The name, “Taniafeni” (“Tanifeni/Taniferon/Taniferan”) which stood for the middle initial of Booker “T” Washington, means “Who loves someone/you?” and/or “The one who loves, loves you and me.” It was a name given to him, affectionately by his mother, to preserve her Yoruba identity in her beloved son

A story has been told that Booker T. Washington’s mother was “’raped’” by her then “’slave-master’.” According to the story, Booker T. Washington was a product of that “’rape’.” Nevertheless, the essence of “Omu-Igbaya and “Ikunle-Abiyamo,” in the true spirit of a Yoruba woman, spurred her on to instill some Yoruba lessons of morality in him, that of: Ise ni ogun ise… Mu’ra si ise, ore mi…Ise la fi ndi eni giga…Bi a ko ba ri eni fi ehin ti, bi ole la nri…Bi a ko ba ri eni gbekele, a tera mo ise eni…Iya re l’owo; Baba re si le l’esin le kan… Bi o ba gbojule le nwon, o te tan mo so fun o…Apalara, igunpa ni’ye kan…Iya nbo fun omo ti o gbo…Ekun nbe fun omo ti o nsa kiri…Ise agbe ni ise ile wa…Eni ko sise, ama ja’le…Iwe kiko, laisi oko, ati ada; ko yi pe o, ko yi pe o…

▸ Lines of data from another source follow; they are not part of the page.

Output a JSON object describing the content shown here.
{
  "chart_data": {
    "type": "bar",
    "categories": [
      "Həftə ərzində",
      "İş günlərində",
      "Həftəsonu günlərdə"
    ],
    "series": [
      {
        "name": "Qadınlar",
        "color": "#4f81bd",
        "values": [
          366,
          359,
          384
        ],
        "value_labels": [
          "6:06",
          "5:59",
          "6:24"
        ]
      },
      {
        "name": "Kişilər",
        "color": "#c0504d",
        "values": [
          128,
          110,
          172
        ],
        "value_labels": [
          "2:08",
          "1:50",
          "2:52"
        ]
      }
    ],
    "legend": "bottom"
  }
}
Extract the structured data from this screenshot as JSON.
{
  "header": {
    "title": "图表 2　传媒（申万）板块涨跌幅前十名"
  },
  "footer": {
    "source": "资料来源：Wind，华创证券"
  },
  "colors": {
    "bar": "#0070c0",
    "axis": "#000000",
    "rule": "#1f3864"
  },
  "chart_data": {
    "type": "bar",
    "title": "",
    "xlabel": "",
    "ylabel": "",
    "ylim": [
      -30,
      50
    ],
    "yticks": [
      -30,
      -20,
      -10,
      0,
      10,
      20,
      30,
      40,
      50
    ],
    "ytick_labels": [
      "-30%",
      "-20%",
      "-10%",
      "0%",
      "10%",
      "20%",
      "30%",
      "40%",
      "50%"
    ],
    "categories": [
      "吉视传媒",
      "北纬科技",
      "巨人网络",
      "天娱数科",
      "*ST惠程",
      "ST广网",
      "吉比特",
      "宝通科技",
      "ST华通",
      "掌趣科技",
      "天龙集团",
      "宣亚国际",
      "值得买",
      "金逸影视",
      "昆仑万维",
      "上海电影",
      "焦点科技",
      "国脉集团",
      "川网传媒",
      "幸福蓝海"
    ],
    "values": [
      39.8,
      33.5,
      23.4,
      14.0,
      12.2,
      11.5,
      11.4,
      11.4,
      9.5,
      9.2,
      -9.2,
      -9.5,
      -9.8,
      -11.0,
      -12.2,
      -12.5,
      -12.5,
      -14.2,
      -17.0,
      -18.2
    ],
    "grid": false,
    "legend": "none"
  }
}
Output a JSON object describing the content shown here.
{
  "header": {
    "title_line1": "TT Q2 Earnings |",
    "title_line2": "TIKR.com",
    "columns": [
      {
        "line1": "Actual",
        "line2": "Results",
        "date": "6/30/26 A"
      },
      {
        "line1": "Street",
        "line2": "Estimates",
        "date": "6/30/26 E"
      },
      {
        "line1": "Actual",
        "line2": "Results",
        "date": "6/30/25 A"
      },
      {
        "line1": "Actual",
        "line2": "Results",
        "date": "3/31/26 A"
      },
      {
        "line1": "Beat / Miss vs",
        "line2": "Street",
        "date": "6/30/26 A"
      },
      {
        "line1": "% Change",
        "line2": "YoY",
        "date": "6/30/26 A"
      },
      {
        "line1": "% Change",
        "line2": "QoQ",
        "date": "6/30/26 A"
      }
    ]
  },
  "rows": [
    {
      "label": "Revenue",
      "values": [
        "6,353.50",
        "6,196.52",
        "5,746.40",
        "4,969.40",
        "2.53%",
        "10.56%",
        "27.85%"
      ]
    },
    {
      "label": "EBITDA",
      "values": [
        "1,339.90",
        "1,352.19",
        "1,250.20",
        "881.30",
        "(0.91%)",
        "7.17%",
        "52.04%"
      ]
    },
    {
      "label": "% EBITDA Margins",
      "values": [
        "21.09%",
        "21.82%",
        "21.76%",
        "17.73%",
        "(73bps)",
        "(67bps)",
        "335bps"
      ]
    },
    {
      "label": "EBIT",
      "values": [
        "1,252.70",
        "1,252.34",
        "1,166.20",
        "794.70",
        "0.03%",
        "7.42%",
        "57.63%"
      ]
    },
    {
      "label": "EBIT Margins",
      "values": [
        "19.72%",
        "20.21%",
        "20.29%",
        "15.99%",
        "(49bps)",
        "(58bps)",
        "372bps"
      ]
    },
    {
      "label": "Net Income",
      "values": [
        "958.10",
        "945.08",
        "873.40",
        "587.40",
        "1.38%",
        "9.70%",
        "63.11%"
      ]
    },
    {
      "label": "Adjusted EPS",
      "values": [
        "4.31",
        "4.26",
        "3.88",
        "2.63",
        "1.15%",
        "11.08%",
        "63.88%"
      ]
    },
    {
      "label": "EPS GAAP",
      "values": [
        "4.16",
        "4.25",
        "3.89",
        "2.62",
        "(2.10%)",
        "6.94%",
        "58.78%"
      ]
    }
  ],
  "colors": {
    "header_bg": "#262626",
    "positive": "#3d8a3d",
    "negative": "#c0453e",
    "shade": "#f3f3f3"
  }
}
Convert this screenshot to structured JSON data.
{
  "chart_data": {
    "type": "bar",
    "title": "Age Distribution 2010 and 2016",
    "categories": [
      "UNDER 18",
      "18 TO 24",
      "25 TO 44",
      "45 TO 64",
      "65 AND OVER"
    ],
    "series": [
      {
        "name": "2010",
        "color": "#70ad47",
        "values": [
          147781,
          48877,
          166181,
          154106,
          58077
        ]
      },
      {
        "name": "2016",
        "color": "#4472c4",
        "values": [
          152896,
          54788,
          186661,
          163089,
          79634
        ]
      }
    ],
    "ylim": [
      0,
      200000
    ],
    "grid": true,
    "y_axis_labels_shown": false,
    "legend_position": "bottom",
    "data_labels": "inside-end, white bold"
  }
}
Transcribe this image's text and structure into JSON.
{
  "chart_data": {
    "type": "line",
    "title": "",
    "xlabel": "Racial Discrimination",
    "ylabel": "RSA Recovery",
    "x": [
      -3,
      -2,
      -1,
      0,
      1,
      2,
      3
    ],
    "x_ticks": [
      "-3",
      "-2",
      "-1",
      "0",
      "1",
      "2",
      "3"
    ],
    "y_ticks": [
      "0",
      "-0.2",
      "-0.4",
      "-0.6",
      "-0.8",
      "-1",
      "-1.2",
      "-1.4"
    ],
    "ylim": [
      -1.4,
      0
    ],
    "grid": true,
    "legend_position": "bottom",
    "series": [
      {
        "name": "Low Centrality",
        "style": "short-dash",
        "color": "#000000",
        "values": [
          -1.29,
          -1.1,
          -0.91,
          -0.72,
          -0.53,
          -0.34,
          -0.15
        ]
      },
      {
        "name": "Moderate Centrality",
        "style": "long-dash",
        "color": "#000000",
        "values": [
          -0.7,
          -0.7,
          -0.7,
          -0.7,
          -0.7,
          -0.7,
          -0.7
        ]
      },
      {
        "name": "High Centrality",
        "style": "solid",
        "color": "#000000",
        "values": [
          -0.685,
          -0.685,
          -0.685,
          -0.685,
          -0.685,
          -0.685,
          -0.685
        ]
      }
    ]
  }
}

Booker T. Washington grew up under the influence of his mother to learn from her some lessons about life’s failure and success; cooperation and non-cooperation, and unshakable confidence as reflected in a Yoruba adage of “Agbajo owo la fi nsoya,” which she must have instilled in him by means of her “Black-English” (“’slave’s’”) parley. The logic here, according to the Yoruba, is that we can accomplish a lot with a fist ( a power-house), the epitome of our separate fingers, becoming equal and more powerful, working together as a unit, when clenched; or when we put our hands together to tackle an arduous task for the general good of our society. It is that air of success and confidence that is demonstrated when we celebrate a victory by hitting our chest with a clenched fist in a moment of euphoria. I think Booker T. Washington should have given his mother the credit of her influence in this wise, as reflected in his “Separate, But Equal” (Fingers of Our Hand) analogy. In trying to apply it to that endemic problem of American society, he was misinterpreted, and misunderstood. Olorun Olodumare, “Please don’t let us be misunderstood”…The analogy became a pun in the hands of his political rivals, most especially those who wanted to say that he was propounding an idea to subjugate the black race (far from the truth)…What, in the Name of Olorun Olodumare, is wrong with us using our hands in farming, carpentry, masonry, mechanics, plumbing, and other areas of vocational education?

OMU-IGBA’YA ati (and) IKUNLE-ABIYAMO

Once, I made my mother, Alhadja Sikatu Esuu-Ade Thompson, so angry to a point of exasperation that she went about whipping me; but she was justified, I deserved it. Bear it in mind that I was a rascal and mischief maker among neighborhood kids of my age.

“You hit and cut another kid on the head with a stone. You must have been five years old then,” she told me years later. “You were equally rough and dangerous with yourself, as a tiny tot,” she continued. “That stitch on the left side of your fore-head came about because you had ridden high up a hand-propelled swing (“jang-rofa”), jumped off it, hit your head on the ground and got injured. We had to rush you to Lagos general Hospital for emergency medical treatment. For the most part, when at your mischief, I went about “’blessing’” you out, rather than curse you out.” Rather than use bad words, she would use goods words to express her annoyance with me.

Could you imagine a woman being careful enough, when angry, not to commit a blunder of the slip of the tongue towards her child, by having a preference for adjectives in asking and wondering—“Why in Olorun Olodumare’s (God’s) Name, are you such a…”’good’” child? Such is the practice with Yoruba women, as exemplified by my mother.

They believe that it is bewitching for a woman, and therefore an invocation of bad omen to curse and shout angrily at a child. In essence, any form of angry words directed at a child is tantamount to a nullification of a mother’s most sacred virtue towards a child, that of love.